Simon Dialog Manager and Julian Speech Recognition

General Discussion

User: kmaclean
Date: 4/19/2007 10:24 am

Views: 13107
Rating: 45

Hi bedahr,

I managed to translate enough of the GUI (using Google translation, and recompiling the source) to get a basic understanding of what Simon does/will do.

Some questions/clarifications (note: these comments are based on my rough translations from German to English using Google, so I may be misinterpreting things because of this ...) :

juliusd

The Julius Daemon (juliusd) seems like it starts *Julian* in server mode, and then opens up a console that is essentially a replacement for jcontrol. Does juliusd essentially act as an API to Julian for Simon? i.e. Simon has no direct contact with Julian, and only gets recognition Julian results from juliusd?

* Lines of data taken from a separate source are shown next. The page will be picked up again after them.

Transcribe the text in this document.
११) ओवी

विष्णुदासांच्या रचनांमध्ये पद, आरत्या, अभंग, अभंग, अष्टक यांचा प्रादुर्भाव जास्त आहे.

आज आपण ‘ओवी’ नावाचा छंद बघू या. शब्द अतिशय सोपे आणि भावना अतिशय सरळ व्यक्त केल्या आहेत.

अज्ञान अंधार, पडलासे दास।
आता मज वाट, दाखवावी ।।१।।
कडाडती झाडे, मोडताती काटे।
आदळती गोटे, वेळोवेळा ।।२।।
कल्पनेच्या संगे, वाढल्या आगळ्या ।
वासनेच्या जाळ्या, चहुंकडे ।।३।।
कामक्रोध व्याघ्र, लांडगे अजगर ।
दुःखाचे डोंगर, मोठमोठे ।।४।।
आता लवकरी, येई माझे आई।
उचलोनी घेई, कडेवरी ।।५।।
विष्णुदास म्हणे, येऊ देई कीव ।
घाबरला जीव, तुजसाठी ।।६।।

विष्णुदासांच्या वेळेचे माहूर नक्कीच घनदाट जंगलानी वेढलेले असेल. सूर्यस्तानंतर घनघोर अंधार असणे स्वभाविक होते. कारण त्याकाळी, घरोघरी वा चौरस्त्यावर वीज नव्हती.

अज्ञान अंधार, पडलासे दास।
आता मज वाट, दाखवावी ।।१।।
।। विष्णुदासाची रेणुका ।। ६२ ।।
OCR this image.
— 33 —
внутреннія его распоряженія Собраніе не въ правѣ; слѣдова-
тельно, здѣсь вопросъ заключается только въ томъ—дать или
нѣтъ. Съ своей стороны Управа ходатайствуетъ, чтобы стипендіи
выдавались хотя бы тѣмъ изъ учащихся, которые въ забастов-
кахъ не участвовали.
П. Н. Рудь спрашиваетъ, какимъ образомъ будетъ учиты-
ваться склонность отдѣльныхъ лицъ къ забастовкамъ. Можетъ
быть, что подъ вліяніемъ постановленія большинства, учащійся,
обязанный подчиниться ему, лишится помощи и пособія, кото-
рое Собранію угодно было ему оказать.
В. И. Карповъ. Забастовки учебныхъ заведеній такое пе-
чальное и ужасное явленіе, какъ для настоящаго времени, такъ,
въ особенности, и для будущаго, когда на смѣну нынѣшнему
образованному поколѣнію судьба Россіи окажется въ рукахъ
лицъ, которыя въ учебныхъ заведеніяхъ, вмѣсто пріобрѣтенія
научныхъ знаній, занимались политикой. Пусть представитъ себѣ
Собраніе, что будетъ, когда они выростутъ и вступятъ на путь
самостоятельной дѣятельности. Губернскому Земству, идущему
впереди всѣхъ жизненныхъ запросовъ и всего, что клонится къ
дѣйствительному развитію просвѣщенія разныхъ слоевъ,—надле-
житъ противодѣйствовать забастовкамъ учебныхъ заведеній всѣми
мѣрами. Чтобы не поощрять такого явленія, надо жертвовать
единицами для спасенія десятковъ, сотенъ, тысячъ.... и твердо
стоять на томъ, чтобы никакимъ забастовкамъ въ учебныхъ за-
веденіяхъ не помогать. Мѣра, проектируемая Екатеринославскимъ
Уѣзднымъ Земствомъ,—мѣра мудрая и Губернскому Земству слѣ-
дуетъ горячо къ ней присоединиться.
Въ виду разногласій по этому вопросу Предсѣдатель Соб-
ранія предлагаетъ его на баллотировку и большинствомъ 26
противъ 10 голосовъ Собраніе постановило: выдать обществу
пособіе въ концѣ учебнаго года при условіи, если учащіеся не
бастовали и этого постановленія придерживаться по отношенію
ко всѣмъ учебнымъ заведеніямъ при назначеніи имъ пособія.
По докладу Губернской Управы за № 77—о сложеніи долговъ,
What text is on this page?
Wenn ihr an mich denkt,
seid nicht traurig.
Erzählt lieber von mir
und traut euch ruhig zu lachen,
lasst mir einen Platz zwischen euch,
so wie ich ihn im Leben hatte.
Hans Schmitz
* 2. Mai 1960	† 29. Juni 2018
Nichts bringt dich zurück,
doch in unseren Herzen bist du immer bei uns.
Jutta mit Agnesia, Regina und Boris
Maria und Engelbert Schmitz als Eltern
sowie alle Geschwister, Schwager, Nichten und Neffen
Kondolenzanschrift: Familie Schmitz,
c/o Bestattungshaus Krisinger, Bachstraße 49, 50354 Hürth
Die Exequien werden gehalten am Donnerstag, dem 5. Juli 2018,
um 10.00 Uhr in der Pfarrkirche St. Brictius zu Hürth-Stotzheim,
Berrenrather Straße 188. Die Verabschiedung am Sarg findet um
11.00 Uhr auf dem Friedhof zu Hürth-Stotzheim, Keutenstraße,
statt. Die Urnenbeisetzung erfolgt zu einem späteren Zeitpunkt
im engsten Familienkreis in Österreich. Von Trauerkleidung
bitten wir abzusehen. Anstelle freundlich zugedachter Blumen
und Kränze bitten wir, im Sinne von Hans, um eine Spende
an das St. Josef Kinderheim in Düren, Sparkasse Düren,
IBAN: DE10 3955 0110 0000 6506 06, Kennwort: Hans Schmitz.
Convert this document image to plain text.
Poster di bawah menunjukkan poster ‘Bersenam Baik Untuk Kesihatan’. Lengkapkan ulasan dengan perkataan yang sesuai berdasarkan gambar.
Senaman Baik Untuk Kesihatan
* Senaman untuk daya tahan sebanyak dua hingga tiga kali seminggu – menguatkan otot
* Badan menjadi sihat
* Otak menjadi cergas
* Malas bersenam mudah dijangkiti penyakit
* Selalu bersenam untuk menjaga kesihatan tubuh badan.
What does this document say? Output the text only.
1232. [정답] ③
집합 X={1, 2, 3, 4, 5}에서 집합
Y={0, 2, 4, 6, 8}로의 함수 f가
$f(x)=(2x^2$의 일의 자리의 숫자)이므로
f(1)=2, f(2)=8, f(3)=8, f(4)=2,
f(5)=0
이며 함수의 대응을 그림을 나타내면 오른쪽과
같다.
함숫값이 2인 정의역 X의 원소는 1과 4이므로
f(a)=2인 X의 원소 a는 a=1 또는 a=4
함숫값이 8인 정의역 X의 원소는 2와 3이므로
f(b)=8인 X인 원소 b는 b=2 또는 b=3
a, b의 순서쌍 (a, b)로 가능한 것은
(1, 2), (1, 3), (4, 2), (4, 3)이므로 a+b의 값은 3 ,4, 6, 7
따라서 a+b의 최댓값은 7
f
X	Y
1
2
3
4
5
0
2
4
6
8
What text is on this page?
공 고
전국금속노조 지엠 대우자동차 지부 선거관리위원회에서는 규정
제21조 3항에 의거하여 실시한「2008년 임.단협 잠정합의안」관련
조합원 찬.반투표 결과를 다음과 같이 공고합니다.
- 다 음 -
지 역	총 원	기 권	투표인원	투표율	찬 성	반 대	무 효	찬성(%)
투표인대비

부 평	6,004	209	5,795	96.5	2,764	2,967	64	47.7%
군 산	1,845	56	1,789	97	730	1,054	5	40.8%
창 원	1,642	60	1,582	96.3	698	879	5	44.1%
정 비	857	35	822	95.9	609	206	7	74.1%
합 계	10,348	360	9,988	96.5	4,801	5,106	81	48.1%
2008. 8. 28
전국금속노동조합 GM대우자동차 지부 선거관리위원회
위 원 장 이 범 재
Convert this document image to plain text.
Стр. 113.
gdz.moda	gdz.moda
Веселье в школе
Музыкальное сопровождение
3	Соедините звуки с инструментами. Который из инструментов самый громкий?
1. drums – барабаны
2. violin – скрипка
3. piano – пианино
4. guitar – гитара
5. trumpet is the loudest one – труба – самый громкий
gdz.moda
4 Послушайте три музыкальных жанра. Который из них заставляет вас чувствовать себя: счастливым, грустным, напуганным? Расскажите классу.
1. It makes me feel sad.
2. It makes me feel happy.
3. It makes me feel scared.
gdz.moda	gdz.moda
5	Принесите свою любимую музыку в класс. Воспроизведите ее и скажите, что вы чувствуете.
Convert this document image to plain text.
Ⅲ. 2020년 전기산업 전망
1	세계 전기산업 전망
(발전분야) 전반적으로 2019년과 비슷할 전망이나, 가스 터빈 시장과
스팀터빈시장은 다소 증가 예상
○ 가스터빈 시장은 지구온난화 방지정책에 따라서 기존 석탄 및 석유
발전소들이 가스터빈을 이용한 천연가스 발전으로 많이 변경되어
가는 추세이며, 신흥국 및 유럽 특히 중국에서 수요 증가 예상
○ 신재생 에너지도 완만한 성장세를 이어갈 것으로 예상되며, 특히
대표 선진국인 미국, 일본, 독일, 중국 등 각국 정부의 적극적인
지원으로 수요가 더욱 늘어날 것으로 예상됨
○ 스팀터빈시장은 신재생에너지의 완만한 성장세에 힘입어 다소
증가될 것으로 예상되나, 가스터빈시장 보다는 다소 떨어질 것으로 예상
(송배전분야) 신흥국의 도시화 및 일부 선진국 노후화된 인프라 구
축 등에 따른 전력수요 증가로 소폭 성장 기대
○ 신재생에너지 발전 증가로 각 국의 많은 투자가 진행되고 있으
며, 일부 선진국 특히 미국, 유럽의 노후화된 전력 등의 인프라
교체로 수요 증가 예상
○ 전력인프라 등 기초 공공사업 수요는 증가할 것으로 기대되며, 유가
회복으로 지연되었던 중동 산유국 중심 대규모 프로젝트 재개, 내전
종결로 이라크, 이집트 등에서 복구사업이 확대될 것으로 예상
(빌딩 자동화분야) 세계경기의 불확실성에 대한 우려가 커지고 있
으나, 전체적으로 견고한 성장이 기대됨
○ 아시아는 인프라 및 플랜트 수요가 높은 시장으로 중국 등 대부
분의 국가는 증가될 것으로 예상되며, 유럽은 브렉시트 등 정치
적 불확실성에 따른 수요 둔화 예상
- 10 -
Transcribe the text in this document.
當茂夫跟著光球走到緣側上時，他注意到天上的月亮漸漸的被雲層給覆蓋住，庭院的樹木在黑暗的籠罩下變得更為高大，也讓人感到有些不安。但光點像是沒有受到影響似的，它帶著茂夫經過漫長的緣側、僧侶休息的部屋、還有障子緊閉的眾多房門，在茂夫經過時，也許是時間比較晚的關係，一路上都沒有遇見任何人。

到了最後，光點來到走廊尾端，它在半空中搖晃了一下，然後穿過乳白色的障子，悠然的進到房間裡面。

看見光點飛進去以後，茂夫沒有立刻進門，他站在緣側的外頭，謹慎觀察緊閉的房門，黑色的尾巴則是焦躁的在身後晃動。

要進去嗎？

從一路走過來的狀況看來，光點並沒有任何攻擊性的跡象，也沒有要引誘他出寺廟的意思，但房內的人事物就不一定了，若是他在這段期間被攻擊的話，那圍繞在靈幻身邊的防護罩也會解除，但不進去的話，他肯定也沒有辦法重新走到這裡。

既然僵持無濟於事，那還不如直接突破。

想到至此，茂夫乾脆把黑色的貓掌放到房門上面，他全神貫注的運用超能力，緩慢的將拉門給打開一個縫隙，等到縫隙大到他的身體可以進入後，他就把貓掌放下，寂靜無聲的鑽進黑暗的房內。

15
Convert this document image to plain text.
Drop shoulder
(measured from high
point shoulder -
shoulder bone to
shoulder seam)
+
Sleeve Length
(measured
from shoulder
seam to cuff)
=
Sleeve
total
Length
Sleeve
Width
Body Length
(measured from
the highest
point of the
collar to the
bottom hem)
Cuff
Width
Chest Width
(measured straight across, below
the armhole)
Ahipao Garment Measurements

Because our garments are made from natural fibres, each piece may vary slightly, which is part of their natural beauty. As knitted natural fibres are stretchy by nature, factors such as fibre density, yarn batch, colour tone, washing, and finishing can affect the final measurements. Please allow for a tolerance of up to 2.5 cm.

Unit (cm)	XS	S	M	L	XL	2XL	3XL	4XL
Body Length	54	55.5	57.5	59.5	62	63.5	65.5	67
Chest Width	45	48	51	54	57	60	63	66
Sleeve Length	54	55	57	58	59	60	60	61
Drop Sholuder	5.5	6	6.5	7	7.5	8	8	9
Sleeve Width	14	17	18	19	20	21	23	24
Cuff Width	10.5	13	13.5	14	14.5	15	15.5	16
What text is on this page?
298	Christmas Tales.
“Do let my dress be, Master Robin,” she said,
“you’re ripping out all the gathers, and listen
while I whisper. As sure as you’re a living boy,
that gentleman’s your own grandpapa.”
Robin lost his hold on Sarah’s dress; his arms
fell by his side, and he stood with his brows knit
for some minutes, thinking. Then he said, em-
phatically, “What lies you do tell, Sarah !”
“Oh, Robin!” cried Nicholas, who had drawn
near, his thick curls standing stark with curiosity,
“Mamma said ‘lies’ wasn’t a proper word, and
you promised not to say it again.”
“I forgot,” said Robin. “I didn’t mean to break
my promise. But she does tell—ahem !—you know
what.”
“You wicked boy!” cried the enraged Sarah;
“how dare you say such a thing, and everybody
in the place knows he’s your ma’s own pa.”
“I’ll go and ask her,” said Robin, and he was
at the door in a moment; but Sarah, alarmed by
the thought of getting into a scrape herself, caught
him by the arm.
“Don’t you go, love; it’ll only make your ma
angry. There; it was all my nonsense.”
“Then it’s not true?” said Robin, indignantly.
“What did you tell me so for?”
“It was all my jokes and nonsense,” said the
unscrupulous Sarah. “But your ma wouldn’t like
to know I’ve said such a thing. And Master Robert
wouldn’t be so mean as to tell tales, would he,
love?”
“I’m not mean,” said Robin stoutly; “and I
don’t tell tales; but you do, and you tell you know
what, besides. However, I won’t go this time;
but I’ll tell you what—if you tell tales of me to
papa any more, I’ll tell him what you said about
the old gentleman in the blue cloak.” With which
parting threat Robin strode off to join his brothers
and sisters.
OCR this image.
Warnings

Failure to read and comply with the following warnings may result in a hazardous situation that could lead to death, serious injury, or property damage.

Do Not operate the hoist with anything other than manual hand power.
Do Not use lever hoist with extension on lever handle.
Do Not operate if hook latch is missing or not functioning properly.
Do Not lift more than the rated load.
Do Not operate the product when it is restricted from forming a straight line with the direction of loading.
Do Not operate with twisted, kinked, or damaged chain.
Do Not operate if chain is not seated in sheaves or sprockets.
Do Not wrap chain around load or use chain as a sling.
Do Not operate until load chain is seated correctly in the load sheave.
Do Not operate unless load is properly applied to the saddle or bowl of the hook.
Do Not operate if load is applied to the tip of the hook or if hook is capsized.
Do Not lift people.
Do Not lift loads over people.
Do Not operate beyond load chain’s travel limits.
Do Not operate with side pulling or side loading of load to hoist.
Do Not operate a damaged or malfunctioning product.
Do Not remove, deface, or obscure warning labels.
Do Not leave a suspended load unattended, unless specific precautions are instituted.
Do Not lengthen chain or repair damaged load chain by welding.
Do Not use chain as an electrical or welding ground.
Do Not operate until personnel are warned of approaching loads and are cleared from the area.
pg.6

Juliusd has a configuration setting that points to a julian.jconf. I guess that this is where julian gets pointed to its Acoustic Model. I had to modify the juliusd settings as follows to get things to work:
Command: julian
Arguments: -input mic -C julian.jconf

I put the julian.jconf configuration file in the juliusd/bin directory, with the following configurations:
-h acoustic_model_files/hmmdefs
-hlist acoustic_model_files/tiedlist

I then copied the most current VoxForge Acoustic Models to the juliusd/bin/acoustic_model_files directory, and started juliusd in its own console as follows:
$cd juliusd/bin/
$juliusd

The output in the juliusd console looked like some of the output usually seen with Julian starts-up, so I think I got things set properly.

How does the “Send one Test Word” work? I'm not sure I understand what it is supposed to do...

Simon

System tab
In the Simon System tab, you set your Julian grammar files (the .voca and .grammar files), and the corresponding system commands. So it seems like you could speak a command, and Simon would send the request to the operating system or application. Will Simon be sending the commands to x-windows (like x-voice), or will it use some other method? Do you have any sample command files? - I'd like to get an idea of what format they are supposed to be in.

You can also point to a pronunciation dictionary and a prompts file. It seems like Simon is a GUI front that can permit someone to add new words to a Julian Grammar file, using pronunciation information from the pronunciation dictionary (so the user does not have to enter phonemes by hand).

I seem to be able to connect to juliusd, but am not quite sure how everything is supposed to work. When I click the Connect link in Simon, I get a message in juliusd that the server was connected, but I am not sure how recognition, and corresponding command execution is to take place.

Word add
In the main window for Simon, there is a Word icon that seems to let you add a new word, and record speech audio corresponding to that word. I assume that this is for the purpose of gathering acoustic data so that the julian acoustic model can be adapted using audio for the new word.

I'm wondering how any new words might be trained into the Acoustic Model. If you need to use HTK, it would add a level of complexity for new users, because they would have to download the HTK source themselves and compile it (since HTK has distribution restrictions on the source and binaries).

Word List
This seems like the repository for all the words added in word add ... i.e. a place where you can manage all the words that have been added to the system.

It also seems like it is set up to point to an Acoustic Model trainor (like HTK ...?) - is that what it is for?

Train
Seems like a way to prompt users to record sentences – using either their own text that they import or some predefined text. But I am not clear how this is to be used to update the acoustic models – since there is no sentence repository GUI front-end, as there is for Word Adds.

Implement
This seems like where you select the programs that Simon will be sending recognized commands to.

Thanks,

Ken

--- (Edited on 4/19/2007 11:24 am [GMT-0400] by kmaclean) ---